Aquelas mulheres valentes de Dourados. Um noivado trágico
Ele e ela viviam lá pelas bandas de Dourados, o florescente distrito que possuía as mais ricas terras da fronteira. Por lá, as mulheres são valentes. Vivendo em um ambiente de lutas, se defendiam - ou agrediam - pondo de lado a proteção masculina. Diversos casos confirmam. Uma, por questão de uma herança, prostou morto o tio, que exercia o cargo de subdelegado, homem de bravura muitas vezes confirmada. Outra, vendo seu lar invadido por dois indivíduos que sem mais nem menos queriam tomar-lhe a propriedade, feriu ambos a balaço. Em um deles, acertou três tiros, todos na boca. Apresentou-se à prisão, defendeu-se com rara energia, provou ter agido em legítima defesa e foi liberada.
Foram casar em P.Porã.
Mas voltemos aos noivos. Na véspera do casório, que se realizaria em P.Porã, embarcaram em caminhões, acompanhados pelos pais, padrinhos e alguns convidados. Era uma sexta-feira. No sábado, perante o juiz de direito, foram oficialmente declarados marido e mulher. Depois dos abraços costumeiros e das lágrimas treparam todos nós caminhões e empreenderam o regresso.

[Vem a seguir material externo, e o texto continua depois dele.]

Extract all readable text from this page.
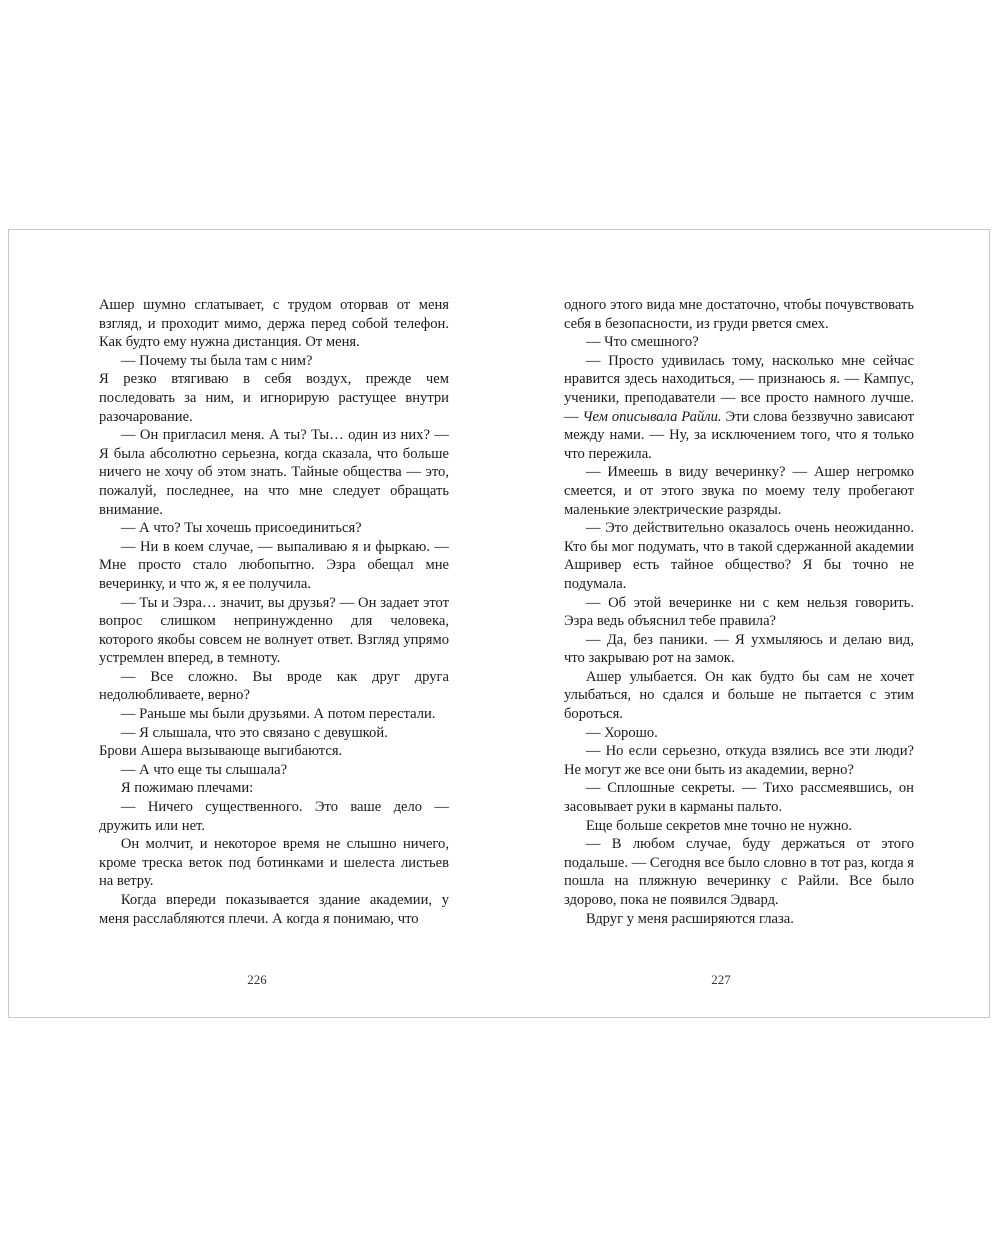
Ашер шумно сглатывает, с трудом оторвав от меня взгляд, и проходит мимо, держа перед собой телефон. Как будто ему нужна дистанция. От меня.

— Почему ты была там с ним?

Я резко втягиваю в себя воздух, прежде чем последовать за ним, и игнорирую растущее внутри разочарование.

— Он пригласил меня. А ты? Ты… один из них? — Я была абсолютно серьезна, когда сказала, что больше ничего не хочу об этом знать. Тайные общества — это, пожалуй, последнее, на что мне следует обращать внимание.

— А что? Ты хочешь присоединиться?

— Ни в коем случае, — выпаливаю я и фыркаю. — Мне просто стало любопытно. Эзра обещал мне вечеринку, и что ж, я ее получила.

— Ты и Эзра… значит, вы друзья? — Он задает этот вопрос слишком непринужденно для человека, которого якобы совсем не волнует ответ. Взгляд упрямо устремлен вперед, в темноту.

— Все сложно. Вы вроде как друг друга недолюбливаете, верно?

— Раньше мы были друзьями. А потом перестали.

— Я слышала, что это связано с девушкой.

Брови Ашера вызывающе выгибаются.

— А что еще ты слышала?

Я пожимаю плечами:

— Ничего существенного. Это ваше дело — дружить или нет.

Он молчит, и некоторое время не слышно ничего, кроме треска веток под ботинками и шелеста листьев на ветру.

Когда впереди показывается здание академии, у меня расслабляются плечи. А когда я понимаю, что

226

одного этого вида мне достаточно, чтобы почувствовать себя в безопасности, из груди рвется смех.

— Что смешного?

— Просто удивилась тому, насколько мне сейчас нравится здесь находиться, — признаюсь я. — Кампус, ученики, преподаватели — все просто намного лучше. — Чем описывала Райли. Эти слова беззвучно зависают между нами. — Ну, за исключением того, что я только что пережила.

— Имеешь в виду вечеринку? — Ашер негромко смеется, и от этого звука по моему телу пробегают маленькие электрические разряды.

— Это действительно оказалось очень неожиданно. Кто бы мог подумать, что в такой сдержанной академии Ашривер есть тайное общество? Я бы точно не подумала.

— Об этой вечеринке ни с кем нельзя говорить. Эзра ведь объяснил тебе правила?

— Да, без паники. — Я ухмыляюсь и делаю вид, что закрываю рот на замок.

Ашер улыбается. Он как будто бы сам не хочет улыбаться, но сдался и больше не пытается с этим бороться.

— Хорошо.

— Но если серьезно, откуда взялись все эти люди? Не могут же все они быть из академии, верно?

— Сплошные секреты. — Тихо рассмеявшись, он засовывает руки в карманы пальто.

Еще больше секретов мне точно не нужно.

— В любом случае, буду держаться от этого подальше. — Сегодня все было словно в тот раз, когда я пошла на пляжную вечеринку с Райли. Все было здорово, пока не появился Эдвард.

Вдруг у меня расширяются глаза.

227
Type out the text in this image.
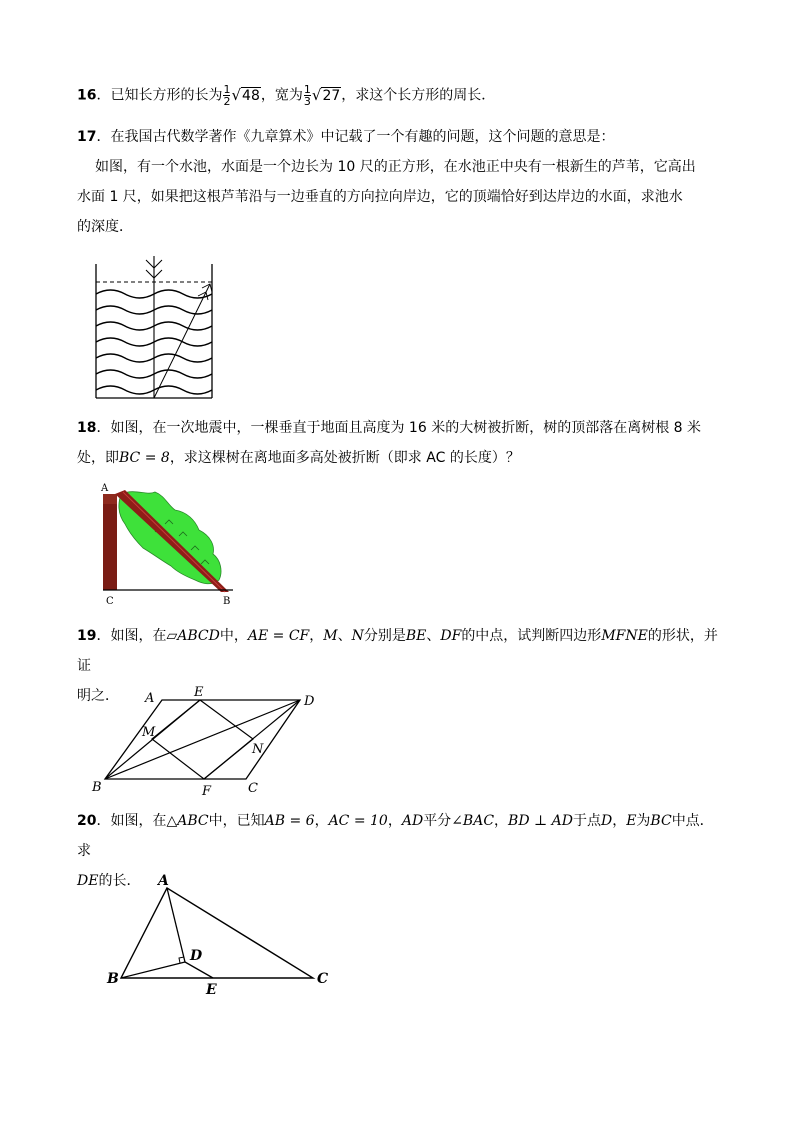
16．已知长方形的长为 $\frac{1}{2} √48$，宽为 $\frac{1}{3} √27$，求这个长方形的周长．
17．在我国古代数学著作《九章算术》中记载了一个有趣的问题，这个问题的意思是：
如图，有一个水池，水面是一个边长为 10 尺的正方形，在水池正中央有一根新生的芦苇，它高出
水面 1 尺，如果把这根芦苇沿与一边垂直的方向拉向岸边，它的顶端恰好到达岸边的水面，求池水
的深度．
18．如图，在一次地震中，一棵垂直于地面且高度为 16 米的大树被折断，树的顶部落在离树根 8 米
处，即BC = 8，求这棵树在离地面多高处被折断（即求 AC 的长度）？
A
C	B
19．如图，在▱ABCD中，AE = CF，M、N分别是BE、DF的中点，试判断四边形MFNE的形状，并证
明之．	A	E
D
M
N
B	F	C
20．如图，在△ABC中，已知AB = 6，AC = 10，AD平分∠BAC，BD ⊥ AD于点D，E为BC中点．求
DE的长．	A
B
D
E
C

Um radiador e muitas mortes.
Após algumas dezenas de quilômetros, o veículo que conduzia os noivos parou. O radiador estava seco. Tão seco quanto os festeiros. Ninguém recusou a primeira rodada de vinho. Difícil era encontrar um caminhão que não tinha defeito no radiador. Era, também, um nunca acabar de rodadas de bebida para as pessoas. A comitiva imitava o radiador. Bebendo a cada vez que o caminhão era detido. Pela altura do rio Dourados, a embriaguez e os ânimos estavam altos. Antes da ponte, tornaram-se violentos. O chofer matou o noivo. Um padrinho matou o chofer. Ninguém sabe quantos mortos ficaram estendidos no chão.
A viúva virgem valente.
Três "V". Esse o apelido da noiva. Viúva, Virgem e Valente. Assim, por um golpe brutal e inesperado, aquela noiva gentil e tão confiada no futuro, transformou-se em uma mulher tristonha, sem um sorriso nos lábios pálidos. A alma eternamente velada pela viuvez. Viúva, mas viva. Sua valentia, digna das mulheres de Dourados, a livrou das balas alucinadas de uma viagem que fez o percurso da alegria à tristeza. Todo habitante de Dourados a conhece. Ou pelo menos a conhecia.